『咲ききれなかった花――ハルモニたちの終わらない美術の時間』

【書籍情報】
・著者:イ・ギョンシン、梁澄子 訳
・出版社:アジュマブックス
・刊行年:2021年
・体裁:46判・232頁

【概要】

1993年〜1997年までのあいだ、日本軍性奴隷制被害者ハルモニたちに、絵を教えていた女性がいた。

美大を卒業したばかりの20代の女性が、ハングルを教えるボランティアとして、ハルモニたちが暮らす「ナヌムの家」を訪れた日から本書ははじまる。壮絶な性被害を体験した女性たちを前に、天気の話くらいしかできない自分、無力な自分に逃げるように帰宅したあと、「自分にできることはないか」と考え、「そうだ、絵なら教えられる」と思いついたことをきっかけに、ハルモニたちとの美術の時間がうまれた。
本書は、ハルモニたちの美術の先生として共に時を過ごしたイ・ギョンシンが2018年に記した美術の時間の物語だ。

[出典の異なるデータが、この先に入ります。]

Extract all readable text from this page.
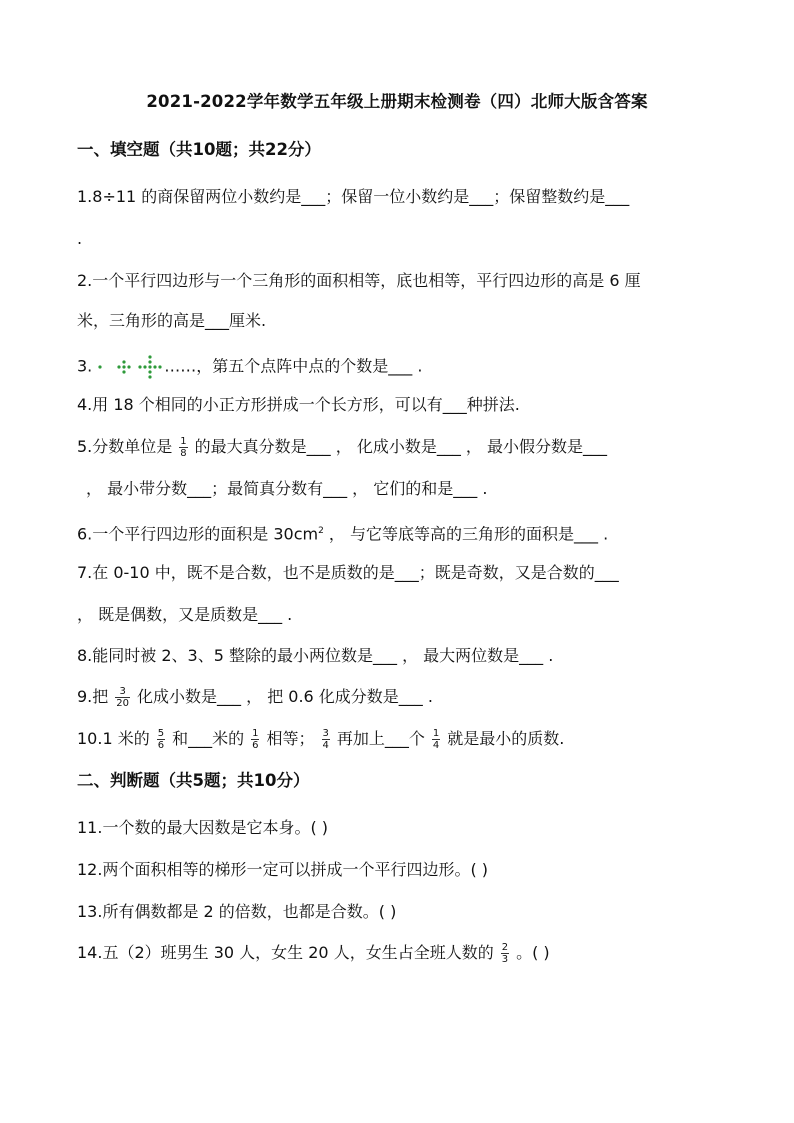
2021-2022学年数学五年级上册期末检测卷（四）北师大版含答案
一、填空题（共10题；共22分）
1.8÷11 的商保留两位小数约是___；保留一位小数约是___；保留整数约是___
.
2.一个平行四边形与一个三角形的面积相等，底也相等，平行四边形的高是 6 厘
米，三角形的高是___厘米.
3.	……，第五个点阵中点的个数是___ .
4.用 18 个相同的小正方形拼成一个长方形，可以有___种拼法.
5.分数单位是 $\frac{1}{8}$ 的最大真分数是___ ， 化成小数是___ ， 最小假分数是___
， 最小带分数___；最简真分数有___ ， 它们的和是___ .
6.一个平行四边形的面积是 $30cm^2$ ， 与它等底等高的三角形的面积是___ .
7.在 0-10 中，既不是合数，也不是质数的是___；既是奇数，又是合数的___
， 既是偶数，又是质数是___ .
8.能同时被 2、3、5 整除的最小两位数是___ ， 最大两位数是___ .
9.把 $\frac{3}{20}$ 化成小数是___ ， 把 0.6 化成分数是___ .
10.1 米的 $\frac{5}{6}$ 和___米的 $\frac{1}{6}$ 相等； $\frac{3}{4}$ 再加上___个 $\frac{1}{4}$ 就是最小的质数.
二、判断题（共5题；共10分）
11.一个数的最大因数是它本身。( )
12.两个面积相等的梯形一定可以拼成一个平行四边形。( )
13.所有偶数都是 2 的倍数，也都是合数。( )
14.五（2）班男生 30 人，女生 20 人，女生占全班人数的 $\frac{2}{3}$ 。( )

はじめは身の回りにあるモノを実写していく時間だった。ある日、ナヌムの家に行くと、ハルモニたちの空気が怒りに満ちていた。日本政府が「慰安婦」問題について否定したニュースが流れたのだ。美術の先生は今日は絵の授業は無理かも・・・と思いながらも、ハルモニたちにある提案をする。

そしてその提案が思わぬ方向に、ハルモニたちを、そして著者であるイ・ギョンシンさんを導くことになる。

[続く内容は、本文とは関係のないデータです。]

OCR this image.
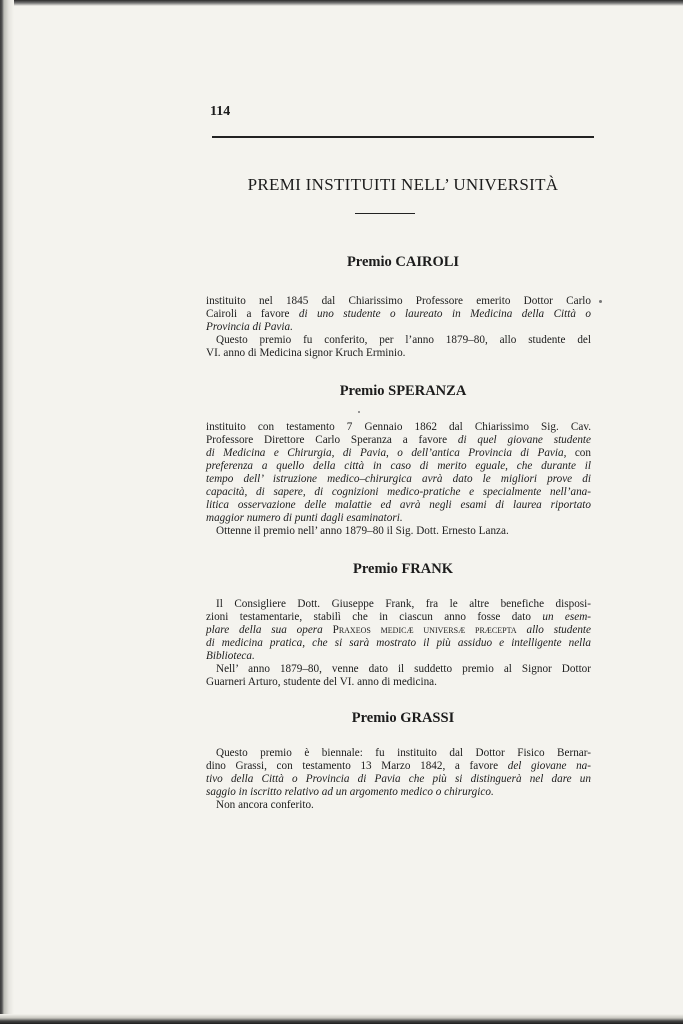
114
PREMI INSTITUITI NELL’ UNIVERSITÀ
Premio CAIROLI
Premio SPERANZA
Premio FRANK
Premio GRASSI
instituito nel 1845 dal Chiarissimo Professore emerito Dottor Carlo
Cairoli a favore di uno studente o laureato in Medicina della Città o
Provincia di Pavia.
Questo premio fu conferito, per l’anno 1879–80, allo studente del
VI. anno di Medicina signor Kruch Erminio.
instituito con testamento 7 Gennaio 1862 dal Chiarissimo Sig. Cav.
Professore Direttore Carlo Speranza a favore di quel giovane studente
di Medicina e Chirurgia, di Pavia, o dell’antica Provincia di Pavia, con
preferenza a quello della città in caso di merito eguale, che durante il
tempo dell’ istruzione medico–chirurgica avrà dato le migliori prove di
capacità, di sapere, di cognizioni medico-pratiche e specialmente nell’ana-
litica osservazione delle malattie ed avrà negli esami di laurea riportato
maggior numero di punti dagli esaminatori.
Ottenne il premio nell’ anno 1879–80 il Sig. Dott. Ernesto Lanza.
Il Consigliere Dott. Giuseppe Frank, fra le altre benefiche disposi-
zioni testamentarie, stabilì che in ciascun anno fosse dato un esem-
plare della sua opera Praxeos medicæ universæ præcepta allo studente
di medicina pratica, che si sarà mostrato il più assiduo e intelligente nella
Biblioteca.
Nell’ anno 1879–80, venne dato il suddetto premio al Signor Dottor
Guarneri Arturo, studente del VI. anno di medicina.
Questo premio è biennale: fu instituito dal Dottor Fisico Bernar-
dino Grassi, con testamento 13 Marzo 1842, a favore del giovane na-
tivo della Città o Provincia di Pavia che più si distinguerà nel dare un
saggio in iscritto relativo ad un argomento medico o chirurgico.
Non ancora conferito.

絵を描くことが、壮絶なトラウマを抱えた人たちにとってどのような力になるのか。性暴力でうけたトラウマを治療するという概念もない時代に、美術の時間を通して自らの過去を「描いた」ハルモニたちとの時間が丁寧に描かれる。

​この時間を通して数多く残された絵の背景にあった物語、またハルモニたちの活き活きとした言葉や、涙、笑いが蘇る。(版元HPより)

【著者紹介】

イ・ギョンシン

弘益大学絵画科を卒業し1993年から5年間、ナヌムの家に暮らす日本軍性奴隷制被害者ハルモニとの美術の時間をとおして世代を越えた温かい友情を育んだ。

内外でハルモニたちの絵の展示会を開き、日本軍性奴隷制問題を知らせることに一助した。ハルモニたちとの美術の時間をきっかけに仁荷大学美術教育大学院で精神疾患患者の美術治療の可能性について学んだ。このような経験は自ずと美術の公共的・社会的順機能に対する関心へとつながり、その後、国内移住女性たちを対象とする美術治療授業をおこなってきた。

日本軍性奴隷制問題をテーマにした絵を描き、現在も画家として作品を製作し韓国、日本、ドイツ等で展示会を開いている。